Prendre en compte le genre dans les projets de développement revient à considérer le rôle de la femme et de l’homme. Cette approche fait l’objet de formations professionnelles et académiques.
Elisabeth Hofmann est enseignante chercheure à l’université de Bordeaux Montaigne et à Rennes. Elle est responsable de formation professionnelle en développement durable et intervient auprès d’étudiants camerounais.
Dans quel cadre vous trouvez-vous à l’université de Yaoundé II ?
Je suis là pour enseigner pendant une semaine en Master professionnel “analyse et évaluation de projets”. C’est une formation co-diplômée avec l’université de Rennes où je suis chargée de cours.
Pourquoi un cours sur le genre ?
L’idée est de montrer comment intégrer l’approche genre dans le montage des projets de développement.
Qu’est-ce que le genre ?
C’est à la fois un concept, une approche avec des outils et un objectif. Le concept, c’est cette idée que les différences entre femmes et hommes dans leurs activités et leurs responsabilités relèvent plus de la construction sociale, la culture et la tradition que des différences biologiques. Par exemple, il n’y a pas d’explication biologique pour que la femme porte des talons aiguille et l’homme la cravate.
Comment le mettre en pratique ?
L’approche dans un projet, c’est de tenir compte des différents intérêts, attentes, besoins et contraintes des femmes et des hommes pour permettre à tous et à toutes de participer et de bénéficier des projets. Par exemple, dans la construction de puits dans un village, il est bon que les femmes donnent leur avis sur l’emplacement parce que ce sont elles qui font la corvée d’eau.
Quel est l’objectif ?
En tant qu’objectif, c’est l’égalité des femmes et des hommes en termes de droit, de capacité à participer à des décisions, à exprimer son point de vue, à accéder à des revenus et des ressources. Si dans le projet de puits, les femmes sont consultées, elles peuvent faire partie du comité de gestion aux côtés des hommes.
Quel impact sur les projets ?
Les projets marchent mieux, ils sont plus viables, ont plus de chance de fonctionner dans la durée si on fait participer les hommes et les femmes.
Est-ce que les femmes peuvent tout faire, y compris les travaux très physiques ?
Les femmes ont une masse musculaire moins importante, mais elles abattent un travail physique énorme, notamment dans le monde rural. D’autre part, l’approche genre ne veut pas dire mixité ou parité à tout prix. Parfois, il peut être utile que les femmes se retrouvent entre elles pour réfléchir ensemble sur leurs choses à elles et idem pour les hommes. Il ne faut pas non plus perdre de vue qu’il existe des inégalités entre femmes et entre hommes.
Est-ce que des projets peuvent échouer si cet aspect n’est pas pris en compte ?
Des projets d’infrastructures d’eau qui sont gérés par des hommes seulement ont plus souvent des problèmes de mauvaise gestion des fonds et une durée plus longue de réparation des pannes que ceux gérés par les femmes ou avec les femmes.
Comment réagissent vos étudiants ?
Il y a toujours pas mal de réactions amusées. C’est une ambiance un peu hilare. J’ai l’impression que c’est une manière de montrer qu’ils sont un peu gênés par cette question du genre qui remet en cause la manière dont ils interagissent avec le sexe opposé.
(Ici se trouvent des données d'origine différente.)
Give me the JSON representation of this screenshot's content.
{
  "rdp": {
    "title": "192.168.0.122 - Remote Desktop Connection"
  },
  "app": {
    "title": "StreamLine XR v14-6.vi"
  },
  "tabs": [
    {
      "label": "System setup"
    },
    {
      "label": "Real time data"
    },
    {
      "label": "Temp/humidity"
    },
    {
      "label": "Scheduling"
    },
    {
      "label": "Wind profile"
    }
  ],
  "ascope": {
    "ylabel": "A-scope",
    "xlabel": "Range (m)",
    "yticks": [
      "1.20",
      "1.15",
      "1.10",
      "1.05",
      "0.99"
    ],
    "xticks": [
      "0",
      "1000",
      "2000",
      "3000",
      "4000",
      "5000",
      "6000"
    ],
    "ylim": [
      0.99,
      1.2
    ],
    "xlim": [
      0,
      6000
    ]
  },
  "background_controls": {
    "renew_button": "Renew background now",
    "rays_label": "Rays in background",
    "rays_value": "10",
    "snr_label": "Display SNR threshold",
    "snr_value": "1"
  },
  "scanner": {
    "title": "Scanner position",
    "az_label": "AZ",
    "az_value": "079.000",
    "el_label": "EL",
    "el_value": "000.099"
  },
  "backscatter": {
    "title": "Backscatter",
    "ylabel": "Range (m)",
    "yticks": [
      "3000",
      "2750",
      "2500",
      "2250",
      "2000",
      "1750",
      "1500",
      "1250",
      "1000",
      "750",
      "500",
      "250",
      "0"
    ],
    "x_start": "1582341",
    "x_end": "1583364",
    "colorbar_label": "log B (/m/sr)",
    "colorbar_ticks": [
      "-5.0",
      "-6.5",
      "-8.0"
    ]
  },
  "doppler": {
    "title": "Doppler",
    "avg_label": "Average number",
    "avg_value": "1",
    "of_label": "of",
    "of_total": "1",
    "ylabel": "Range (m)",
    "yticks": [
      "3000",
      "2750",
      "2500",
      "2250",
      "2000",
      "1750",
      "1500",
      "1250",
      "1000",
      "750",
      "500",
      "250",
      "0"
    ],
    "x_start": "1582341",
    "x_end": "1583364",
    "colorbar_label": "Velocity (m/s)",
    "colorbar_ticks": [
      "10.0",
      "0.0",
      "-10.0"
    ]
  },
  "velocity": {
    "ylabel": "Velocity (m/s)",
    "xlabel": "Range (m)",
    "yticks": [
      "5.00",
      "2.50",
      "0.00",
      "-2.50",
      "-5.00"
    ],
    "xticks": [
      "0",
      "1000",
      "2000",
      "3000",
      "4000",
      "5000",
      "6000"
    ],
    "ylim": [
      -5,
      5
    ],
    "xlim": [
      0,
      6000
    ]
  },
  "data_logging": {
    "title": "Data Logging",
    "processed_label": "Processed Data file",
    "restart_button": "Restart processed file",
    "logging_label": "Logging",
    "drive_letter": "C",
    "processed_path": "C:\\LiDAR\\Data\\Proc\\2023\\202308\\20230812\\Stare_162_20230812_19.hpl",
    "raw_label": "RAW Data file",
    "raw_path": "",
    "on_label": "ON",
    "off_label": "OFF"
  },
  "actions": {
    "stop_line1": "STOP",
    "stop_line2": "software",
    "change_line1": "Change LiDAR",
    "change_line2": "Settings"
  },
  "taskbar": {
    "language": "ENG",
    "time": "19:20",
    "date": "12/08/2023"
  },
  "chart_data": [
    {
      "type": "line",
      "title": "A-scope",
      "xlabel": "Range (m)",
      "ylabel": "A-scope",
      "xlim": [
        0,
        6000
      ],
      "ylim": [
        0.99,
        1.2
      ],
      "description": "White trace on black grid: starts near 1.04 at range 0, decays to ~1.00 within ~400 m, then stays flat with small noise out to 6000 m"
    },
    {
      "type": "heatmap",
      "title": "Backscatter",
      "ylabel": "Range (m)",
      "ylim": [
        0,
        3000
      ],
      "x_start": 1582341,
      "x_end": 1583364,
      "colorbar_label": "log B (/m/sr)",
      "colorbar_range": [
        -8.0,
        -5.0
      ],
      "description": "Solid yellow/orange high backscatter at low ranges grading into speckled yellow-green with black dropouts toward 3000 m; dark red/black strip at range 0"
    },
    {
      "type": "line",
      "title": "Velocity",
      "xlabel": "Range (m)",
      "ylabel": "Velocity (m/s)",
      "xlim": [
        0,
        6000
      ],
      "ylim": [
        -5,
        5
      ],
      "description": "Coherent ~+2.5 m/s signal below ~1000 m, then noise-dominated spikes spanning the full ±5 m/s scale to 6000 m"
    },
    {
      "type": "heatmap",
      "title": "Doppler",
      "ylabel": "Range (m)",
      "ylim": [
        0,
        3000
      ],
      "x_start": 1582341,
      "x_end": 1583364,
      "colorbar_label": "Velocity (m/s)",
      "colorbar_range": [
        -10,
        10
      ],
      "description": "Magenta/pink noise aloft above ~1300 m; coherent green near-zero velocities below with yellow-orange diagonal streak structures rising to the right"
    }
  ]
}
Les étudiants hommes ont l’habitude de dire : «Oui, mais c’est naturel.» Alors que les femmes disent plutôt : «Il est temps que ça change. »
Ils ne sont pas réfractaires au genre. Si on devait leur donner une note, ce serait : «En cours d’acquisition.»
Avec le genre, on touche à des questions sensibles: les relations de pouvoir, les croyances religieuses, les inégalités sociales.
Est-ce que vous pouvez tout aborder en cours ?
Non, on ne peut pas tout aborder. Notamment ce qui touche à la sexualité, à l’orientation sexuelle, à l’avortement et à la prostitution.
Comment bénéficier de vos formations ?
Il y a beaucoup de femmes et d’hommes qui enseignent le genre au Cameroun. Avec l’association Genre en Action, dans laquelle je suis active à Bordeaux, nous co-animons souvent des formations sur le genre pour des acteurs de la société civile africaine. Notre site: www.genreenaction.net.
Que peuvent apporter vos étudiants au développement rural ?
J’ose espérer qu’ils contribueront à un développement rural où femmes et hommes participent, évoluent ensemble et bénéficient des retombées des projets de développement.